Menyoal Konsep Resiprokal dalam Penempatan Pejabat Militer pada Jabatan Aparatur Sipil

by | May 2, 2024 | Birokrasi Akuntabel-Transparan, Birokrasi Efektif-Efisien | 2 comments

Pemerintah tengah menggodok Rancangan Peraturan Pemerintah (RPP) Manajemen ASN sebagai tindak lanjut UU Nomor 20 tahun 2023 tentang Aparatur Sipil Negara. Salah satu isu krusial dalam pembahasan tersebut adalah asas resiprokal antar-aparatur negara, yakni dari kalangan sipil (ASN) dan non-sipil (TNI dan Polri). 

Konsep resiprokal terhadap pengisian jabatan aparatur negara muncul setelah UU ASN Pasal 19 ayat 2 menyebut bahwa jabatan ASN tertentu dapat diisi oleh prajurit TNI dan anggota Polri.

Selanjutnya pada ayat 3 dan 4, diperoleh konklusi bahwa pengisian ASN tertentu hanya untuk instansi pusat (kementerian dan lembaga pemerintah nonkementerian) sebagaimana diatur dalam UU TNI, UU Polri dan tata cara pengisiannya diatur dalam Peraturan Pemerintah.
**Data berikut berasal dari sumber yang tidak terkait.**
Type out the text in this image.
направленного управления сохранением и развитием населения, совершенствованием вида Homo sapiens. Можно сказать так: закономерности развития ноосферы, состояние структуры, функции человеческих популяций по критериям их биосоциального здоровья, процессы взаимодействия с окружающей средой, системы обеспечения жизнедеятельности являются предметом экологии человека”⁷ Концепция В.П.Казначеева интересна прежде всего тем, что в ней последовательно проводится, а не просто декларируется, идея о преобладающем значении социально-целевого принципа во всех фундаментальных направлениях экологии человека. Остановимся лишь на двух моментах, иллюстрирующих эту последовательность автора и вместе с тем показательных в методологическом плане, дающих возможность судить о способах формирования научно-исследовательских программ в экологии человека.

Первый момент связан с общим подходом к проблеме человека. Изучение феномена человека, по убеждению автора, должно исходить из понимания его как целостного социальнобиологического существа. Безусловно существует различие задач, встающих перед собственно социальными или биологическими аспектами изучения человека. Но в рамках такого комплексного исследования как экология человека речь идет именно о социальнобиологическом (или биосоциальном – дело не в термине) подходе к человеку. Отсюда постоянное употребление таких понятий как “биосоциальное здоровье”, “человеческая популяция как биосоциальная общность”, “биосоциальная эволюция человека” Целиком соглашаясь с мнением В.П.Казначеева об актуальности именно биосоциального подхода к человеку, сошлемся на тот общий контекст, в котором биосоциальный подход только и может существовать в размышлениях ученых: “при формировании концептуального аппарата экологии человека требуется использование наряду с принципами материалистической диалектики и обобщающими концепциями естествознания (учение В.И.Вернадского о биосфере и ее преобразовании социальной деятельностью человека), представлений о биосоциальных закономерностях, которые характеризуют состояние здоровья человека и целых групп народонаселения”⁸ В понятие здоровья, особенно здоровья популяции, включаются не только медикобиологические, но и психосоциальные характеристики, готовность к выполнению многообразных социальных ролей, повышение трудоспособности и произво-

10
Tak ayal, rencana penempatan pejabat militer pada jabatan sipil memantik banyak komentar dari masyarakat serta pengamat kebijakan publik. 

Menilik Status Quo

Pemenuhan jabatan ASN oleh prajurit TNI dan anggota Polri sesungguhnya bukan perkara anyar. UU Nomor 2 Tahun 2002 tentang Kepolisian RI dan UU Nomor 34 Tahun 2004 tentang TNI juga telah lama memperbolehkan pengisian jabatan dari pegawai negeri sipil.

Hal ini termaktub dalam UU TNI Pasal 46 ayat 1, ”Jabatan tertentu dalam struktur di lingkungan TNI dapat diduduki oleh pegawai negeri sipil”. Hanya saja, pada UU TNI Pasal 47 ayat 1 menyebutkan bahwa prajurit TNI hanya dapat menduduki jabatan sipil jika telah mengundurkan diri atau pensiun dini dari dinas aktif keprajuritan. 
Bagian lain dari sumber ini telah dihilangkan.